Differentiating itself while staying positive is Ogee’s biggest challenge, Stark said, but efforts are working. He told Glossy that, since the beginning of the year, Ogee gained 50,000 followers on Instagram to reach 257,000. The brand tripled its sales in 2023.
To break through the noise, many brands told Glossy they rely on third-party certifications, which Mintel’s Keller said “gives proof to claims and can help justify a higher price point.”
The certifications available are varied and vast. Many brands executives we spoke to said they’ve focused on getting or maintaining EcoCert, 1% For The Planet, NSF Organic, Vegan OK, USDA Organic, Clean Label Project, Palm Oil-free Certification Accreditation Programme (POFCAP) and B Corp certification.
Supply chain transparency
A product’s supply chain stretches from ingredient sourcing to end-of-life for the packaging, leaving brands with mounting hurdles as consumers become increasingly more aware of the environmental nuances of supply chains.
“Raw material lead times and component lead times seem to keep growing in length, which has made it challenging to properly gauge our supply chain,” said Allison McNamara, founder and CEO of Mara Beauty, which makes skin-care products made of ocean-derived ingredients like algae and plankton and is part of Sephora’s clean skin-care offering. Along with high MOQs on exotic ingredients, planning around ingredient freshness is a constant struggle, she told Glossy. “We have run into this several times where we love an ingredient from a specific supplier, but then have to find a swap with a lower MOQ,” she said.
The environmental impact of global shipping can be undesirable for brands that are cognizant of their overall carbon footprint, so ingredient sourcing and the location of production are also top concerns.
Among the challenges is buying ethically sourced raw ingredients, like mica mined from the ground, as well as oils and butters made from plants. “Shipping ingredients [from across the world] can have sustainability trade-offs,” said Clare Premo Perez, vp of strategy and marketing at Ethique, a line of shampoo bars, solid skin care and other water-free products packaged in cardboard and sold DTC. “We’re trying to balance the need for best-in-class quality ingredients with the supply chain footprint.”

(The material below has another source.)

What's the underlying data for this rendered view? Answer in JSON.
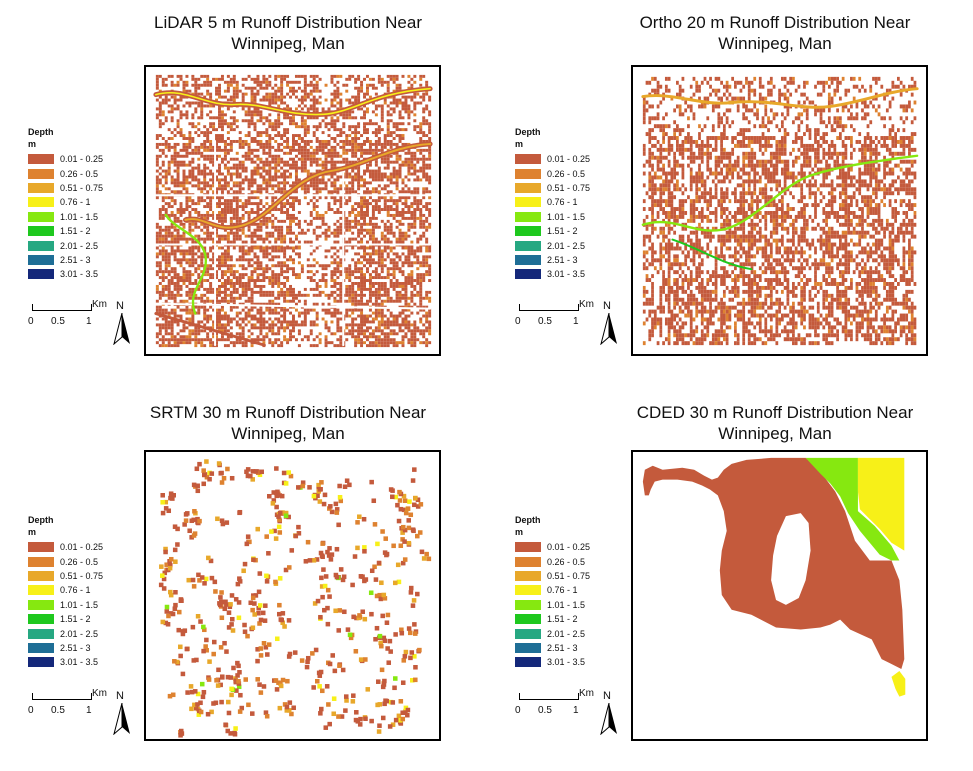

“The only way around [some of our biggest roadblocks] would be to take all our production in-house, which would require serious funding and would come with its own challenges,” said Community Goods co-founder Wiecks. It’s something many brands strive toward and something that older companies like Tata Harper Skincare — which develops, formulates and fills products at the company’s HQ — credits as one of their biggest eco accomplishments.
Regulatory compliance
Finally, as regulation continues to shift globally, companies Glossy spoke to expresses the burden of reporting.
“As a privately owned business, we are becoming increasingly subject to reporting requirements that we haven’t been in the past,” said Lush’s Norton. Record keeping is demanding for Lush, which is based in the U.K. yet sells into several global markets. “This often means understanding nuances and overlaps between regulations in [different markets]. Collecting and analyzing the stipulated data and reporting on it takes resources that we may otherwise dedicate to [social and product] programming.”
Because many of these sustainability-focused endeavors are at their early stages, predominantly led by first adopters, brands still have time to endeavor towards more earth-focused practices. U.S. consumers believe the environmental impact of other industries is far more detrimental than that of beauty and personal care, said Mintel’s Keller. That includes transportation, household care, and food and beverage packaging. “Only 11% of respondents said that the beauty and personal care industry has the biggest impact on the environment.”